Las personas con un apego evasivo pueden sentirse agobiadas cuando se les pide que cuiden de otras personas, incluidos sus propios hijos
Hoy, la psicoterapeuta basada en el apego Hilary Jacobs Hendel, autora de No siempre es depresión (2018), afirma que quienes tienen un estilo de apego ansioso temen ser abandonados, se esfuerzan por complacer a los demás y desestiman sus propias necesidades. Estos padres suelen sentirse rechazados cuando sus hijos buscan la independencia, y pueden implicarse demasiado en la vida de sus hijos. En la edad adulta, los inseguramente apegados suelen tener menos confianza en sí mismos, necesitan más seguridad y son más sensibles que sus compañeros seguramente apegados.
En Parenting from the Inside Out (2003), el psiquiatra Daniel Siegel y la experta en crianza Mary Hartzell escriben sobre cómo los adultos que estaban inseguramente apegados a sus propios padres, en gran parte porque éstos no siempre estaban disponibles, a menudo afrontan la crianza con sentimientos de ansiedad e incertidumbre. Según los autores, estos padres suelen interpretar mal las señales de sus hijos. Por ejemplo, cuando sus hijos expresan desilusión, estos padres suelen precipitarse al rescate, ansiosos por acallar cualquier señal de angustia.
Por otra parte, mientras que los padres anímicos no siempre están disponibles, suelen enfrentarse a la crianza con sentimientos de ansiedad e incertidumbre.
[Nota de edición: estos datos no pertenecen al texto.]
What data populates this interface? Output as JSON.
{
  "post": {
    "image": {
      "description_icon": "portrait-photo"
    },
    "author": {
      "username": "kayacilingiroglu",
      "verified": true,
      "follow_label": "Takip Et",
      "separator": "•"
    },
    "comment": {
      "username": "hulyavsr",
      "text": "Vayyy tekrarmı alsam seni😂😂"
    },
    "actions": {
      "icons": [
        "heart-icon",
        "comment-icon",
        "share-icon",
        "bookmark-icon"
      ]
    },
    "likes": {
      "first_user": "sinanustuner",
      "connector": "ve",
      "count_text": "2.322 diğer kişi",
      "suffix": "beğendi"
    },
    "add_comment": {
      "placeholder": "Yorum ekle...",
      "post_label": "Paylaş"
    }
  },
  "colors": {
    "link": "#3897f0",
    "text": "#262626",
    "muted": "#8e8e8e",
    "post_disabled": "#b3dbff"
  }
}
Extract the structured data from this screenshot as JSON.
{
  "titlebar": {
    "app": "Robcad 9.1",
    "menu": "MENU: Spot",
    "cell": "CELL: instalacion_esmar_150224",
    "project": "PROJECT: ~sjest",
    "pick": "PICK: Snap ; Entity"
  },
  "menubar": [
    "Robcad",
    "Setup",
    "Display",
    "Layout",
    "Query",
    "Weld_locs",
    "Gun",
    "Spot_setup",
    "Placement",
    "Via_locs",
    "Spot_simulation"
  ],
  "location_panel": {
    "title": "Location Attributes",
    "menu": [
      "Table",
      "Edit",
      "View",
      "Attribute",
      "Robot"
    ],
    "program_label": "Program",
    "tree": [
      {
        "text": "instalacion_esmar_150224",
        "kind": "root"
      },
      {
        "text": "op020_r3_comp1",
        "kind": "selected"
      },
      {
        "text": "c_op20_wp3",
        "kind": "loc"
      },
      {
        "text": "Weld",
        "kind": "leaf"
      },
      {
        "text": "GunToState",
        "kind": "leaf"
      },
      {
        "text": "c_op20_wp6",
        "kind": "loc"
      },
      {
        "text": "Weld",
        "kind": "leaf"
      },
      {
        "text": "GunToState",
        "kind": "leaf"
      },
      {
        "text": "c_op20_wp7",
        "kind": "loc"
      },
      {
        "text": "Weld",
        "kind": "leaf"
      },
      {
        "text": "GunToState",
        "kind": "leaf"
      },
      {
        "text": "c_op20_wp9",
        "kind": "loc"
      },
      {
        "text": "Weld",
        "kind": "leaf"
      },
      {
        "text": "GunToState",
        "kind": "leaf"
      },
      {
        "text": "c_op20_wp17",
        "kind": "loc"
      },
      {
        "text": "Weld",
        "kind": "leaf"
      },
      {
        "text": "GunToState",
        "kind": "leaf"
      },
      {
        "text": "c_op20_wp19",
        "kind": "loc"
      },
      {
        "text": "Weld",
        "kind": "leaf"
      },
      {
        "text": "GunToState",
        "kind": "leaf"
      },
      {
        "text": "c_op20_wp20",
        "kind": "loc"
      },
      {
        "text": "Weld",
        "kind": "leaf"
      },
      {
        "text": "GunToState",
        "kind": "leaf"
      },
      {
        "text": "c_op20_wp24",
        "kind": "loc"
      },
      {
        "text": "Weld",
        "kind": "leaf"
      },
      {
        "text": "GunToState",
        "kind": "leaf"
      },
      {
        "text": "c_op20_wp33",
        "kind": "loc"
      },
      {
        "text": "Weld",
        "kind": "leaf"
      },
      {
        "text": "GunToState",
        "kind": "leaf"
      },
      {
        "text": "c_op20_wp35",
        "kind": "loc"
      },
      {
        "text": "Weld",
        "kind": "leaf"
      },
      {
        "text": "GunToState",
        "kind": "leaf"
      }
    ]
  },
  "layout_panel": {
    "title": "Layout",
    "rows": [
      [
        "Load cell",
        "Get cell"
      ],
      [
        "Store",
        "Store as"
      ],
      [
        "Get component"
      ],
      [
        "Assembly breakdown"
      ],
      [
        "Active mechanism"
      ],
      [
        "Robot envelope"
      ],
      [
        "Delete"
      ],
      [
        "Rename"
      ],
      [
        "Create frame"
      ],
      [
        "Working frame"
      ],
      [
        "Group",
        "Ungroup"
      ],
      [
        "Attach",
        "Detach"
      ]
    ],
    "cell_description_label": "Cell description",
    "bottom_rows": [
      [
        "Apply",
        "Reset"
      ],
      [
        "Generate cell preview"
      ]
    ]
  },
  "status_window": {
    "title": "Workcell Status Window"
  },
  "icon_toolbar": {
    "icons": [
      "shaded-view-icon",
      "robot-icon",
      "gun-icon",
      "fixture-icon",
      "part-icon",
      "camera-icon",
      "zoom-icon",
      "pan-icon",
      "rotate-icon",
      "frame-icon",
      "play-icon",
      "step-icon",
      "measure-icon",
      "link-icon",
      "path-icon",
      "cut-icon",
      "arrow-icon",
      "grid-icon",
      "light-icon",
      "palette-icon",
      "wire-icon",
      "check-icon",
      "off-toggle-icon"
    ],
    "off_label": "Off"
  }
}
Y mientras el cuidador ansiosamente apegado se precipita al rescate, el progenitor evasivamente apegado mantiene una distancia segura. A diferencia del niño ansiosamente apegado, cuyas necesidades se satisfacen con poca frecuencia, el niño evasivamente apegado deja de recibir cuidados por completo. Esta ausencia parental crea una visión distorsionada de la intimidad, escribe Jacobs Hendel. Debido a ello, los adultos con apego evitativo tienen dificultades para confiar en los demás, porque la proximidad es algo que hay que evitar, en lugar de abrazar.
En consecuencia, los adultos con apego evitativo tienen dificultades para confiar en los demás.
Como resultado, las personas con apego evitativo pueden sentirse agobiadas cuando se les pide que cuiden de otras personas, incluidos sus propios hijos. En un estudio publicado en 2006 por la revista Personality and Social Psychology Bulletin, los investigadores encuestaron a 106 parejas sobre sus experiencias como padres. Los participantes en el estudio rellenaron cuestionarios prenatales y postnatales que medían el apego, la ansiedad y el estrés parental. En comparación con los padres con un apego seguro, los que tenían un estilo evitativo eran más ambivalentes respecto a la paternidad, tenían más probabilidades de sufrir depresión y estaban menos satisfechos en sus funciones parentales, especialmente cuando sus hijos tenían seis meses.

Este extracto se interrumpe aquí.